7. Kommt eine Bartsteuer heutzutage in Betracht?
So absurd uns heute eine Bartsteuer erscheinen mag, dürfte sie auch jenen vorgekommen sein, die sich in früheren Zeiten mit ihr konfrontiert sahen. Sie haben sicherlich niemals damit gerechnet, dass eine Bartsteuer für sie relevant werden könnte. Deshalb sollte man mit voreiligen Schlüssen vorsichtig sein, wenn man eine Steuer ausschließt, nur weil sie kurios erscheinen mag. Denn wenn für Steuern bereits historische Beispiele existieren, dann kann eine spätere Neuauflage durchaus in Frage kommen.
Also fragen wir abschließend, ob uns in Deutschland derzeit ebenfalls eine Bartsteuer drohen könnte. Immerhin sind Bärte bei Männern in Deutschland zur Zeit recht beliebt. Eine Steuer hierauf könnte sich daher tatsächlich lohnen. Gewiss, diese Frage ist nur teilweise ernsthaft gestellt. Und doch sollten wir sie sachlich zu beantworten versuchen. Dabei lautet die Antwort nein, weil es eine geschlechtsspezifische und somit im Sinne des Artikel 3 GG ungerechte Steuer wäre.
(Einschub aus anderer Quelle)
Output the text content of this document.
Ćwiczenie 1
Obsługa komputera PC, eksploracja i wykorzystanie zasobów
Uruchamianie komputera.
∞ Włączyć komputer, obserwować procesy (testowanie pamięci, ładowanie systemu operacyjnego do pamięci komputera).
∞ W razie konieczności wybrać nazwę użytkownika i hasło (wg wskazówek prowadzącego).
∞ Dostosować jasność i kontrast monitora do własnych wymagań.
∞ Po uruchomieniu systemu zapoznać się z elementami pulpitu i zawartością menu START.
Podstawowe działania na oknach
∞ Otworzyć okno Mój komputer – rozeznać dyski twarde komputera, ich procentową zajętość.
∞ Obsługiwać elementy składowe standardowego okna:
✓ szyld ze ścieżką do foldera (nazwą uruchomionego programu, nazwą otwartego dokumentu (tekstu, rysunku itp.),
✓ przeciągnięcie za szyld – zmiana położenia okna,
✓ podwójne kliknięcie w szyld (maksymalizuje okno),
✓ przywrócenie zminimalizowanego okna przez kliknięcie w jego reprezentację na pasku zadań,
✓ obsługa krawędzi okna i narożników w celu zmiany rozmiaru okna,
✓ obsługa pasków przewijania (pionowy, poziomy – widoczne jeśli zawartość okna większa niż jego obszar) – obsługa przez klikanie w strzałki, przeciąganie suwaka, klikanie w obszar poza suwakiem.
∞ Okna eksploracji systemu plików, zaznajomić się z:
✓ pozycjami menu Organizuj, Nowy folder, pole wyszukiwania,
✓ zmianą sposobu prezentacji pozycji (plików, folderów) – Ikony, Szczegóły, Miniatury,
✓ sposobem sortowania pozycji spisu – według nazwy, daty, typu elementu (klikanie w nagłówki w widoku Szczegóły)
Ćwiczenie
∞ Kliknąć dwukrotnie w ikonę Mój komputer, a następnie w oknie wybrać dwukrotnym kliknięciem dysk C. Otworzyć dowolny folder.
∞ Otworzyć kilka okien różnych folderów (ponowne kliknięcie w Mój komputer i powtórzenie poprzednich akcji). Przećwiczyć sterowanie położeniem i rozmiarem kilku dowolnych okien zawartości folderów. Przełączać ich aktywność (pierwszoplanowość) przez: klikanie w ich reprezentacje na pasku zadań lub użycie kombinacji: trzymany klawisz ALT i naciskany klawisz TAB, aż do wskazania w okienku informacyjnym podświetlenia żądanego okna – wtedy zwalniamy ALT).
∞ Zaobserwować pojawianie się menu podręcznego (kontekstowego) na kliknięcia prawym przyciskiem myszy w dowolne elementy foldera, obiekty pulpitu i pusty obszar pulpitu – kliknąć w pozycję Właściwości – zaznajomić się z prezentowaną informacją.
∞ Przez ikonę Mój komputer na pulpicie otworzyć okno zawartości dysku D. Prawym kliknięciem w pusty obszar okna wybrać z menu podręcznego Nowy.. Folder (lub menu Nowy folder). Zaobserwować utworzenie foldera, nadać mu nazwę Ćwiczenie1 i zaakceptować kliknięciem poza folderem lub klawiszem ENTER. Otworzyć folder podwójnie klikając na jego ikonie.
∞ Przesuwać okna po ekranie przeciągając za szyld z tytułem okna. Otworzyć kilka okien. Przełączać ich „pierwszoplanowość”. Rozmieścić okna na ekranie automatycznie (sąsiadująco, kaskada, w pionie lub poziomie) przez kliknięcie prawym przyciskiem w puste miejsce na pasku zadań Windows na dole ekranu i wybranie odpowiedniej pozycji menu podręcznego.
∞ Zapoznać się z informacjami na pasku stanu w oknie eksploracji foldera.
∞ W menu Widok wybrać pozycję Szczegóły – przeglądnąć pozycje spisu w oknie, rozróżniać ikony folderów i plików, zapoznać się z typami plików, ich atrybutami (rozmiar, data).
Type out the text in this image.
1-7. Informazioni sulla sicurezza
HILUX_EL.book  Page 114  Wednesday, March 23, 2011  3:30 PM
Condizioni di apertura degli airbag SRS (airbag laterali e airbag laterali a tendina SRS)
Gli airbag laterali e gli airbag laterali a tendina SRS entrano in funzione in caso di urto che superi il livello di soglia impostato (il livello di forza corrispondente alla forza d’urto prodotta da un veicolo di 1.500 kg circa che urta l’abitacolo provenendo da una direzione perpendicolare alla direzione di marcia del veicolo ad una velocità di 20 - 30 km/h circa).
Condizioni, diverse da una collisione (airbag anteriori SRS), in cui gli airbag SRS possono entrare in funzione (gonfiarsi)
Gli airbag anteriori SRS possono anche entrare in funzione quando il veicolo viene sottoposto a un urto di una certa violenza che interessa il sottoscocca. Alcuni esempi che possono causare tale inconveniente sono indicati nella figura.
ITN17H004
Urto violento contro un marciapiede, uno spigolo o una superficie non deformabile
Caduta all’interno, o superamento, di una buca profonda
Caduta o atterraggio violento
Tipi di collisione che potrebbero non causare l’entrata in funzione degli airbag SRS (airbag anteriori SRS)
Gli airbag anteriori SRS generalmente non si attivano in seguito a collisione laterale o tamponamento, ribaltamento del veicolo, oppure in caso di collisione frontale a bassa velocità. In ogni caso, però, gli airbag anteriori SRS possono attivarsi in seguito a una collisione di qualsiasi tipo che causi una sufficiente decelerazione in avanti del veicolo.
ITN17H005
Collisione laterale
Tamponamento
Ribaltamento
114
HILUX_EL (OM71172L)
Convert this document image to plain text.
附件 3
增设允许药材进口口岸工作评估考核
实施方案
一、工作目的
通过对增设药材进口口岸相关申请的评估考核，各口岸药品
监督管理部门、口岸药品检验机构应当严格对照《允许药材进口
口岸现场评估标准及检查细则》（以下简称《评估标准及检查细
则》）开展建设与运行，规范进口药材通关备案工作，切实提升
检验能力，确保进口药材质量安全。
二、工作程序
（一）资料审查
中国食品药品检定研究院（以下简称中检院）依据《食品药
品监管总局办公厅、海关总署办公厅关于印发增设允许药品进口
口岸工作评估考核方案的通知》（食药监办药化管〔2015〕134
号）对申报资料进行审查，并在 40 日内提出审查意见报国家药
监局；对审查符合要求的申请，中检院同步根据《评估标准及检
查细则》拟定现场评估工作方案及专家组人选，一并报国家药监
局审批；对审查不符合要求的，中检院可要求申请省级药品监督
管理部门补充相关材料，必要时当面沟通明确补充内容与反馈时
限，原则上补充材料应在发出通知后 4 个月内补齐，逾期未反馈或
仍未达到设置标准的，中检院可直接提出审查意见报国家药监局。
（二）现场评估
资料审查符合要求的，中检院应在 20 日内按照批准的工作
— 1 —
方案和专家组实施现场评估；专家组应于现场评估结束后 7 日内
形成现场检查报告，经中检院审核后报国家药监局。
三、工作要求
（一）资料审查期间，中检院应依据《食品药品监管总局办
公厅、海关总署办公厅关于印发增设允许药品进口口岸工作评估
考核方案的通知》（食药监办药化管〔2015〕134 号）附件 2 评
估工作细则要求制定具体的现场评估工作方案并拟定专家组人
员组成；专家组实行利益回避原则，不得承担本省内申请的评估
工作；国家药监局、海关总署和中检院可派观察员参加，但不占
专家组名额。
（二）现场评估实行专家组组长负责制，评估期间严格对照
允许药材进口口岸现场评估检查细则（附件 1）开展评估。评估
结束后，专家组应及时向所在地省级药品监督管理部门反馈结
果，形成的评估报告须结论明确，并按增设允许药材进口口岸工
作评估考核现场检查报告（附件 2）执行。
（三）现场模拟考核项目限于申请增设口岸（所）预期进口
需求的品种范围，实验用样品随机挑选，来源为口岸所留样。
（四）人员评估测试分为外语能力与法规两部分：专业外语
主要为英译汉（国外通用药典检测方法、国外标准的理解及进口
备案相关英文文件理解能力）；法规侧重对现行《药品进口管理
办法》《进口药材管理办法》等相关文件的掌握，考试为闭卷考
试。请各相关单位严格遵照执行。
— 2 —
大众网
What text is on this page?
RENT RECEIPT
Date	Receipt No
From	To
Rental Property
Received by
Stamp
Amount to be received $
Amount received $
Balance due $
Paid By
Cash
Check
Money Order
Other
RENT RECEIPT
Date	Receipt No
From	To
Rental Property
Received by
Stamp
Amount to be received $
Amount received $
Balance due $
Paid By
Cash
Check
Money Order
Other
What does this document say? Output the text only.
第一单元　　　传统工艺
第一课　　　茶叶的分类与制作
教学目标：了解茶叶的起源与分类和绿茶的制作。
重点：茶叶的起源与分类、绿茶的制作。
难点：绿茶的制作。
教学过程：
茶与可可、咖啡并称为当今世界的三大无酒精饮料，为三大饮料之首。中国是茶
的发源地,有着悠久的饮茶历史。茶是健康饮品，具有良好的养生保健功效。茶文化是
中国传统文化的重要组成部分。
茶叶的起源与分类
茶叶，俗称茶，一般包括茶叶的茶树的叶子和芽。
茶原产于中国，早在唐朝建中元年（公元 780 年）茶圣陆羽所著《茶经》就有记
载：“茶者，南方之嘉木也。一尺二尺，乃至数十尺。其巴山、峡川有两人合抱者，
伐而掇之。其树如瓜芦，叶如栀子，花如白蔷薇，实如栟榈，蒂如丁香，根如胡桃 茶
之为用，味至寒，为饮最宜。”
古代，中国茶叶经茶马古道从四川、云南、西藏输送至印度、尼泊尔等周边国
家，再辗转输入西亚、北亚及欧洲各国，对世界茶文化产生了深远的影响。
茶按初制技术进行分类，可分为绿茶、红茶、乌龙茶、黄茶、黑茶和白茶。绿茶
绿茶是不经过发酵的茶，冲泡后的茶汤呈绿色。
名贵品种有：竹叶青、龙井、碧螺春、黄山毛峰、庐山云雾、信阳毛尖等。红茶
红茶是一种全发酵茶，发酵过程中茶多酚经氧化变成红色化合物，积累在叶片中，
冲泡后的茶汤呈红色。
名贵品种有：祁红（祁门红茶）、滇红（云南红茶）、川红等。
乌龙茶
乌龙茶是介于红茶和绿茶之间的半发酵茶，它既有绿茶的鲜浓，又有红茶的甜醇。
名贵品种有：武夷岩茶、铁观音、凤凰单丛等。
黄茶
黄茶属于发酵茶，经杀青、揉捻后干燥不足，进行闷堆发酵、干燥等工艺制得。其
Denn wo alle Menschen gleich zu behandeln sind, darf man keine Steuer erheben, die potentiell nur auf einen bestimmten Kreis abzielt. Außerdem wäre es auch ein Verstoß gegen das Leistungsfähigkeitsprinzip, mit dem sich bereits Zar Peter der Große in Ansätzen auseinandergesetzt zu haben scheint.